Ex Ilva, l’assemblea infinita: è ancora scontro tra ArcelorMittal e Invitalia

Ex Ilva, l'assemblea infinita: è ancora scontro tra ArcelorMittal e Invitalia Ex Ilva, l’assemblea infinita: è ancora scontro tra ArcelorMittal e Invitalia

Ancora un nulla di fatto nell’assemblea di Acciaierie d’Italia. Lo scontro tra i due soci — i privati di ArcelorMittal che hanno il 62% e la pubblica Invitalia, al 38% — che si protrae dallo scorso 23 novembre, non troverà soluzione almeno fino al prossimo 22 dicembre, data in cui si è aggiornata l’assemblea che così resterà aperta quasi fino a Natale. A chiedere il rinvio è stato il socio pubblico, dopo che il privato ha continuato a manifestare l’indisponibilità a intervenire finanziariamente per l’azienda che si trova in uno stato di grave difficoltà: servirebbero subito 320 milioni per poter proseguire l’attività, ma per il rilancio occorrerebbero 1,5 miliardi (che in 8 anni diventano 4,6 miliardi, con la decarbonizzazione).

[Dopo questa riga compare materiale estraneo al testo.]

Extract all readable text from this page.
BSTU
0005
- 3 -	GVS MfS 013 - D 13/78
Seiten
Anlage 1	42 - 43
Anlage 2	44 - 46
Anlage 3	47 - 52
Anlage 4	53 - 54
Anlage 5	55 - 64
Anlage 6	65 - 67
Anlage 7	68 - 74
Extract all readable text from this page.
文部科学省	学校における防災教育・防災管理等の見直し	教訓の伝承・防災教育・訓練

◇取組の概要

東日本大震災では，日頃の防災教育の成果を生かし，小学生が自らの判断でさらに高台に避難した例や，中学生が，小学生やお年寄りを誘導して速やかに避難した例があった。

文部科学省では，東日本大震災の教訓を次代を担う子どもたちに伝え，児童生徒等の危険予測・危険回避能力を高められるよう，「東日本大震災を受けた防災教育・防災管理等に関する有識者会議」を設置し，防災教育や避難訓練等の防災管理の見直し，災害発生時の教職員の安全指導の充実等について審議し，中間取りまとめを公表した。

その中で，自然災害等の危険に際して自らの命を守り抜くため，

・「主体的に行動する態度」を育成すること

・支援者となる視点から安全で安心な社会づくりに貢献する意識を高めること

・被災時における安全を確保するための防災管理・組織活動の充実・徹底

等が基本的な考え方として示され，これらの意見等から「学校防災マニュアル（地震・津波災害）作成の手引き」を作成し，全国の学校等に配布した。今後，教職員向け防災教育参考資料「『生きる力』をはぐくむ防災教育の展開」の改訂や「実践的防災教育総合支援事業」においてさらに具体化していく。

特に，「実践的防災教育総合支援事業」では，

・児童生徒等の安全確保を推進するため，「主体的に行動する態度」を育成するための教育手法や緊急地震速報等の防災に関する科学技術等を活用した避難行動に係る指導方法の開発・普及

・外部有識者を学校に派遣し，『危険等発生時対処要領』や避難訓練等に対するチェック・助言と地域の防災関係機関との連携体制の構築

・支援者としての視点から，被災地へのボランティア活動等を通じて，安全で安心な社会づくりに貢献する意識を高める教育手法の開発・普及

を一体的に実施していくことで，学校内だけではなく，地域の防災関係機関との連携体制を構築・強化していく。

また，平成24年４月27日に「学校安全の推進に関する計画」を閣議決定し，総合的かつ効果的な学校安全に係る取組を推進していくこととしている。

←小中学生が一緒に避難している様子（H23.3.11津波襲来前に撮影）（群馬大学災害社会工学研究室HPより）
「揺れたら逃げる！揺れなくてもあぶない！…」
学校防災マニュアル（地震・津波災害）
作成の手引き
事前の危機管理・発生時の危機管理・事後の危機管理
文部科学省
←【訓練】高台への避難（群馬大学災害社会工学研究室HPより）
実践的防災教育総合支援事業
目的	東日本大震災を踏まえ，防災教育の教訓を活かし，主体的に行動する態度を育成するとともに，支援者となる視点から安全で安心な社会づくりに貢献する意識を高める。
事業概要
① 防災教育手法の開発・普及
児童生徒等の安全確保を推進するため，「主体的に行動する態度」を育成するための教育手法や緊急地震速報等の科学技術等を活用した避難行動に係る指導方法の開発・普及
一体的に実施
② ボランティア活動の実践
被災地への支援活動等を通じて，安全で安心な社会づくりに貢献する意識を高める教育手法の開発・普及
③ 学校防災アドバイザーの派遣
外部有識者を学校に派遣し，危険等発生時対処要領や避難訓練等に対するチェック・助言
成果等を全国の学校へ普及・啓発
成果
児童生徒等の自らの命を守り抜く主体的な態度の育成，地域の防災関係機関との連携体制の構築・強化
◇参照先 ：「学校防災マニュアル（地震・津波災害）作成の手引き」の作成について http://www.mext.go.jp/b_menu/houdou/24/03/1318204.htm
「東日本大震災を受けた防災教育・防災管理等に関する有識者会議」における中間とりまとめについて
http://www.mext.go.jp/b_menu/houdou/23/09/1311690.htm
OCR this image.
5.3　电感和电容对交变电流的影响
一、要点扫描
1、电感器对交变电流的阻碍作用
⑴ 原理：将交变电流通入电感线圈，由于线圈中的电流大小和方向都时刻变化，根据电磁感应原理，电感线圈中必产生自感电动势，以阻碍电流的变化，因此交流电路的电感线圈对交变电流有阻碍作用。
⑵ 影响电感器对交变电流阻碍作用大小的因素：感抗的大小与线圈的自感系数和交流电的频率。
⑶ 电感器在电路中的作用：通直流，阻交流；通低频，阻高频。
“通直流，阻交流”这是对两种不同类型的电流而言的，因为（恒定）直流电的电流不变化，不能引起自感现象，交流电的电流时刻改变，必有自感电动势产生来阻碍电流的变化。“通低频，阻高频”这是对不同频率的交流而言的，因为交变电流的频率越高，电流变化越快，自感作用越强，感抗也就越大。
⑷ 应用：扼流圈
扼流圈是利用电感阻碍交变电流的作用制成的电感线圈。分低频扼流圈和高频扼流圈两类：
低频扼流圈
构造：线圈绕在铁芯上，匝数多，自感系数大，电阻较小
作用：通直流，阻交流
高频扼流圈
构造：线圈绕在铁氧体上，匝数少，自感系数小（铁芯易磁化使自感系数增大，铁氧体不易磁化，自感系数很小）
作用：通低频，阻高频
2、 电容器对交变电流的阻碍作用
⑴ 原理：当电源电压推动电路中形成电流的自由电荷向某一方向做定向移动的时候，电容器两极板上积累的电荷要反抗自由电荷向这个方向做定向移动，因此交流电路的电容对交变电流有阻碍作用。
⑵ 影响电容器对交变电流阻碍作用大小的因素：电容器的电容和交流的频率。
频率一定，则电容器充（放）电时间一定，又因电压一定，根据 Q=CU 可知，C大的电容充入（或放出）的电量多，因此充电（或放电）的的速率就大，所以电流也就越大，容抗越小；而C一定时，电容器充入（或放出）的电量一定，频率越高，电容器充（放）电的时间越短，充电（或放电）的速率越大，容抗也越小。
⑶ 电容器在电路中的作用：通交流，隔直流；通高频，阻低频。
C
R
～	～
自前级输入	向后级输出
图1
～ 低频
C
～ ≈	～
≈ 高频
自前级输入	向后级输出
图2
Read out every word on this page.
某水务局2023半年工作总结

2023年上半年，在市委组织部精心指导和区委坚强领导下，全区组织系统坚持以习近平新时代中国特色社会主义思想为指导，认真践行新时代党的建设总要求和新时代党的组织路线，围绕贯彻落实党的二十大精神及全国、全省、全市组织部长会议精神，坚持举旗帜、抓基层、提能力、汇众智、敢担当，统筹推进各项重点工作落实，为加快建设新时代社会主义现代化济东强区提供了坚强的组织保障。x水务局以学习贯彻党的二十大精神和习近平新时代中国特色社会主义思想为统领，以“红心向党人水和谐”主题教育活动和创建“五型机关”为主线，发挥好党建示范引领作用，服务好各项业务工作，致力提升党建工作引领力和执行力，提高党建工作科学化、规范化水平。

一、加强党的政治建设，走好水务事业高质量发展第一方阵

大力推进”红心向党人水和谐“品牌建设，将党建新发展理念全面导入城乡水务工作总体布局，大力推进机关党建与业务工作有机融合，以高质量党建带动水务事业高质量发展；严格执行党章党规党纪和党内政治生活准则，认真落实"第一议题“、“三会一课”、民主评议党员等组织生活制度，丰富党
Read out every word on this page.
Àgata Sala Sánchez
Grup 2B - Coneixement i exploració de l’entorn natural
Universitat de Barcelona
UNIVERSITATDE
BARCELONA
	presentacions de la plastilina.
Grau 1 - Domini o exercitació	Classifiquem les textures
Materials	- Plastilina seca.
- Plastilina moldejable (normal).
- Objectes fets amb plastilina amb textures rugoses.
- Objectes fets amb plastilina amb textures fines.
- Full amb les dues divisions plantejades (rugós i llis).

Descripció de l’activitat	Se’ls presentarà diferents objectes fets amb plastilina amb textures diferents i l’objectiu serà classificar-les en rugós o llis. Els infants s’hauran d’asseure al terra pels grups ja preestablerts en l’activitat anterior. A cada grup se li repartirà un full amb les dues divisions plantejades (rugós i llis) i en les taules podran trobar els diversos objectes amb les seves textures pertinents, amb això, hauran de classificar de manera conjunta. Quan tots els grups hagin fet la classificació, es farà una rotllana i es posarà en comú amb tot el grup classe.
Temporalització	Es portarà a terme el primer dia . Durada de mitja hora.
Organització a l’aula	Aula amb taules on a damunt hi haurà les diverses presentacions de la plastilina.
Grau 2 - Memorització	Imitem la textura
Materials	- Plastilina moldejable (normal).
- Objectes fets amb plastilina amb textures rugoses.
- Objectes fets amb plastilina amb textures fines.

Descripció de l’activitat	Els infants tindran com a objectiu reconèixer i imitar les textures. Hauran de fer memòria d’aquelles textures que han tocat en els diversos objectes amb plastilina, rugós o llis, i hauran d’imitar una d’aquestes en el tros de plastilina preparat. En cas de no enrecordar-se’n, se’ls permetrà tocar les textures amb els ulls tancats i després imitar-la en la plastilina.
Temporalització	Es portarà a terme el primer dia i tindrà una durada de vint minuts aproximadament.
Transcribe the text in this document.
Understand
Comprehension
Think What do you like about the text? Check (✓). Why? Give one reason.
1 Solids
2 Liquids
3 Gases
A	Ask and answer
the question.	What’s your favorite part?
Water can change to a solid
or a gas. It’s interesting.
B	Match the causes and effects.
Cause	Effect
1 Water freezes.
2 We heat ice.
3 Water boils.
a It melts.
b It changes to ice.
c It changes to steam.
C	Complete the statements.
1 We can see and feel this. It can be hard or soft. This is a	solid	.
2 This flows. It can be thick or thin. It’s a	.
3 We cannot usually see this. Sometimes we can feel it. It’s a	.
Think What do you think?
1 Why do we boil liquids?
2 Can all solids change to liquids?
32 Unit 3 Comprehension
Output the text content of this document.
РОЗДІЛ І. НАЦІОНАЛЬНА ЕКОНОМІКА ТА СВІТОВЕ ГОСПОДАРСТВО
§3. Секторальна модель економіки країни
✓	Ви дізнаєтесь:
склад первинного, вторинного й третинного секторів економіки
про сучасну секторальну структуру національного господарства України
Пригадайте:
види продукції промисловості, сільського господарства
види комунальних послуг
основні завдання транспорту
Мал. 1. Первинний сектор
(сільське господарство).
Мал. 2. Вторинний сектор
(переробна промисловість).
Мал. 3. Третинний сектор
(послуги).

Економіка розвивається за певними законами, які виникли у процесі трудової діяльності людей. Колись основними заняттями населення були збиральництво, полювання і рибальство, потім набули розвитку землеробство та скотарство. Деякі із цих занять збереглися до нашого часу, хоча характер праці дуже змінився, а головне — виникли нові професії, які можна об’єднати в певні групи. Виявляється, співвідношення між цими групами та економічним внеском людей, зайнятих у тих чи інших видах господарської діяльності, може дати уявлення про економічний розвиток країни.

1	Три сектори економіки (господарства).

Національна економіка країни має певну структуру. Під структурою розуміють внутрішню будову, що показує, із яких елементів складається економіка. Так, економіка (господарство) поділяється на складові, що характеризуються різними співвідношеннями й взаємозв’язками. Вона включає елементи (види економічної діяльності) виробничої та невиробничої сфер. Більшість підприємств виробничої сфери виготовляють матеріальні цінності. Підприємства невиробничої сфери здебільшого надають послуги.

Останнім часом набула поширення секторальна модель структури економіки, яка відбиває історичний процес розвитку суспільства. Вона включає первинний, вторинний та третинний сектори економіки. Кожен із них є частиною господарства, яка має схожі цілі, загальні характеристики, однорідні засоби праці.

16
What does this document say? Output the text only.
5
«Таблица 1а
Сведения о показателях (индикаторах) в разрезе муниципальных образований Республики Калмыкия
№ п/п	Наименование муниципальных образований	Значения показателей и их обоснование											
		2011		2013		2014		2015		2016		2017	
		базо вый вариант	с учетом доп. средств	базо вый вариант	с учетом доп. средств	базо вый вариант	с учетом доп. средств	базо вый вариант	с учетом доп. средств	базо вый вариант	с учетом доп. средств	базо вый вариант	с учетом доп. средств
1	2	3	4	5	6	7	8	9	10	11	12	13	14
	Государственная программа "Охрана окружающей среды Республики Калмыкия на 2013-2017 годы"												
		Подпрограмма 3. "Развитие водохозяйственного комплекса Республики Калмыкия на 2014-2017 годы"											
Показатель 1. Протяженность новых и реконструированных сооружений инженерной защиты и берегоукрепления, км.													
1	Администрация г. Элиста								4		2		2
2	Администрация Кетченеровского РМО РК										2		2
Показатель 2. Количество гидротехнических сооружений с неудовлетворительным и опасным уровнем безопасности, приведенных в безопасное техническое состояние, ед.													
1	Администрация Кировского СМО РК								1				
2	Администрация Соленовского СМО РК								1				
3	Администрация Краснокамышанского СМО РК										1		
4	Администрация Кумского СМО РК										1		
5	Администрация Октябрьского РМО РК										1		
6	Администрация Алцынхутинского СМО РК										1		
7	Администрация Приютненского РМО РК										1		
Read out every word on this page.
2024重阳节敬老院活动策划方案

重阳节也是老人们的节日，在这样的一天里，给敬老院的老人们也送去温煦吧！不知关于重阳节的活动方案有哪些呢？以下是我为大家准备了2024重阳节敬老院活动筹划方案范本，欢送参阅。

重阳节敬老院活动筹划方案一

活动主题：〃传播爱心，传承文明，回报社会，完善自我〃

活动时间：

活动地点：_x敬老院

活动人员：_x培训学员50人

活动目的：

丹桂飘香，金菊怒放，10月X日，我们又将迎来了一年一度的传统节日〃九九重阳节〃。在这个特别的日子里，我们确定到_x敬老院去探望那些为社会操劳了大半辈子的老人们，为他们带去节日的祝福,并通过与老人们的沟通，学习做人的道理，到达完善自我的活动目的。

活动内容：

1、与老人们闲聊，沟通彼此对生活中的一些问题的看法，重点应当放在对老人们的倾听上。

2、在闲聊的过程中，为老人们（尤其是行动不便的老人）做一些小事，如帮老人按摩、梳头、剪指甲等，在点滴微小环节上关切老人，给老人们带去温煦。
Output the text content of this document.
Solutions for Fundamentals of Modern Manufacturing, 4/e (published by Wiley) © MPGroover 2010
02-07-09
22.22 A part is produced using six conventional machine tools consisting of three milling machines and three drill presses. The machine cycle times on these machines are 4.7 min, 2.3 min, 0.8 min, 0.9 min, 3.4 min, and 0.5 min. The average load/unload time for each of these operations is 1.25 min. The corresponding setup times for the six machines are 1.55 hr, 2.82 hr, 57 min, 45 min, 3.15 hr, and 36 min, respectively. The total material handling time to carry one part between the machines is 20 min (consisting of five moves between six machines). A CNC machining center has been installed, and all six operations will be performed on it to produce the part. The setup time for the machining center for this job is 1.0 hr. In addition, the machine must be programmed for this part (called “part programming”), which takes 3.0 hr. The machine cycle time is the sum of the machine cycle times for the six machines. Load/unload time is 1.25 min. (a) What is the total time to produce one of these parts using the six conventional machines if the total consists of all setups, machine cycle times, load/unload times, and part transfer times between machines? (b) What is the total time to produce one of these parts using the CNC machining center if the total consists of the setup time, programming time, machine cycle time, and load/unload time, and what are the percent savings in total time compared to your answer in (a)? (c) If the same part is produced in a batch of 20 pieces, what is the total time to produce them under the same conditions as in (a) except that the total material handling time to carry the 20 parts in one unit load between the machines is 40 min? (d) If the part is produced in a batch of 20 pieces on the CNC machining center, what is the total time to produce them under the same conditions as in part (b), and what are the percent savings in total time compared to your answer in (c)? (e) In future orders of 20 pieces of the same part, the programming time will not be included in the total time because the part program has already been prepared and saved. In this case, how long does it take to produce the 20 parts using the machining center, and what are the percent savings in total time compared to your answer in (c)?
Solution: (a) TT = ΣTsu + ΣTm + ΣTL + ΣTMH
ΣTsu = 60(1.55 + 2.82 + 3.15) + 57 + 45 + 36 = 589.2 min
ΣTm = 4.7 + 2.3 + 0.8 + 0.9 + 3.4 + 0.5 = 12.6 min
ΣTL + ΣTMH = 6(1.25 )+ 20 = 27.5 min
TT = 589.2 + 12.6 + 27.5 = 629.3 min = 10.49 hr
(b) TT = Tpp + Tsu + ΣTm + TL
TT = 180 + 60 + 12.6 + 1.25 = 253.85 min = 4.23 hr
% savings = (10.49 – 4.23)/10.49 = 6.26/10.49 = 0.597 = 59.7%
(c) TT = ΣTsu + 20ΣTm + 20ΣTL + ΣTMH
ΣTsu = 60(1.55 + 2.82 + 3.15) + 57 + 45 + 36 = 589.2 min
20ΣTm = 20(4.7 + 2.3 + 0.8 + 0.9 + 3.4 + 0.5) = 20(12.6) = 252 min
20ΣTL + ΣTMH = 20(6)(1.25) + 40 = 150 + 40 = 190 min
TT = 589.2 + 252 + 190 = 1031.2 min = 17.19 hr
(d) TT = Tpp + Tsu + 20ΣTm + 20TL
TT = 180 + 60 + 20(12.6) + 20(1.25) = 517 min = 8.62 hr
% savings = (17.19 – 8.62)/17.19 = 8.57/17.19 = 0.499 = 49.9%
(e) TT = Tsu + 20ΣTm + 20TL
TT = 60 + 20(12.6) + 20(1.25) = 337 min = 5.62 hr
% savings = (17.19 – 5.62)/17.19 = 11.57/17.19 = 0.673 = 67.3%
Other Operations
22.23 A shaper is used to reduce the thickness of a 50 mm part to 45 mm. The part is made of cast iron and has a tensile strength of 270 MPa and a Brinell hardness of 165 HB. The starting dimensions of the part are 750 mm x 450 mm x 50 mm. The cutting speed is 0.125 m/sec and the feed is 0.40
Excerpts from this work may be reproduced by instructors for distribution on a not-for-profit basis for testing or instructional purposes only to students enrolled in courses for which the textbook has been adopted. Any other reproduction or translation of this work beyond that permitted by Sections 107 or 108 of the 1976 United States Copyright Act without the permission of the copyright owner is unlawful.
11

Ex Ilva, l’ipotesi della nazionalizzazione

Poco più di due settimane che serviranno al governo per capire che strada intraprendere, visto che ArcelorMittal continua a non voler intervenire, evidenziando in assemblea lamentele — con una memoria legale — su quanto il governo avrebbe potuto fare e non ha fatto, come la mancata formalizzazione sulle risorse relative alla decarbonizzazione (tra l’altro l’appalto Dri sarebbe di fatto saltato perché, dopo il taglio dal Pnrr non c’è alcuna certezza del finanziamento attraverso altri fondi). La soluzione, per Invitalia, potrebbe essere quella di passare in maggioranza, dall’attuale 38 al 60%, con conseguente cambio di governance così come era già previsto in precedenti accordi. Del resto il finanziamento sottoscritto a inizio 2023 da Invitalia per 680 milioni è tecnicamente convertibile in capitale. E poi c’è la soluzione estrema, quella che prevede che un socio pubblico che ha almeno il 30% di una società strategica possa richiedere l’amministrazione straordinaria dopo segnalazione al cda del ricorrere della legge Marzano.

La rabbia dei sindacati

Per Rocco Palombella, segretario generale della Uilm, si tratta di «una vicenda tragica che rasenta l’inverosimile. Come è possibile che il governo continui a tenere in piedi un’assemblea con un socio di maggioranza che continua a fermare gli impianti e si permette di presentare il conto, anziché prendere atto della sua gestione fallimentare? L’abbiamo capito da tempo che l’obiettivo è fermare gli stabilimenti e richiedere il risarcimento danni». «L’ennesimo rinvio dell’assemblea dei soci di Acciaierie d’Italia — fa eco suona il segretario nazionale Fim Cisl Valerio D’Alò — suona come una beffa al governo». La soluzione? La stessa che auspica Michele De Palma, segretario generale della Fiom-Cgil: «Il governo non si faccia più tenere in ostaggio da Arcelor Mittal e intervenga per prendere il controllo e la gestione dell’azienda».

Il nodo dell’altoforno

La giornata di ieri è stata anche quella dello sciopero di 48 ore dei lavoratori dell’area Altoforni controlo stop dell’impianto Afo2. Mentre l’azienda confermava che «tutti i 70 lavoratori previsti nei primi due turni hanno regolarmente prestato servizio», le Rsu ricevevano una lettera da parte proprio di Acciaierie d’Italia in cui si spiega che le condizioni attuali «non possono consentire, per ragioni di sicurezza, il differimento della sospensione della produzione di ghisa dell’Altoforno 2». La sospensione dell’impianto già decisa da Acciaierie d’Italia comporta l’utilizzo del solo Altoforno 4, essendo già fermi l’Afo5 e l’Afo1. Lo spegnimento della fabbrica continua.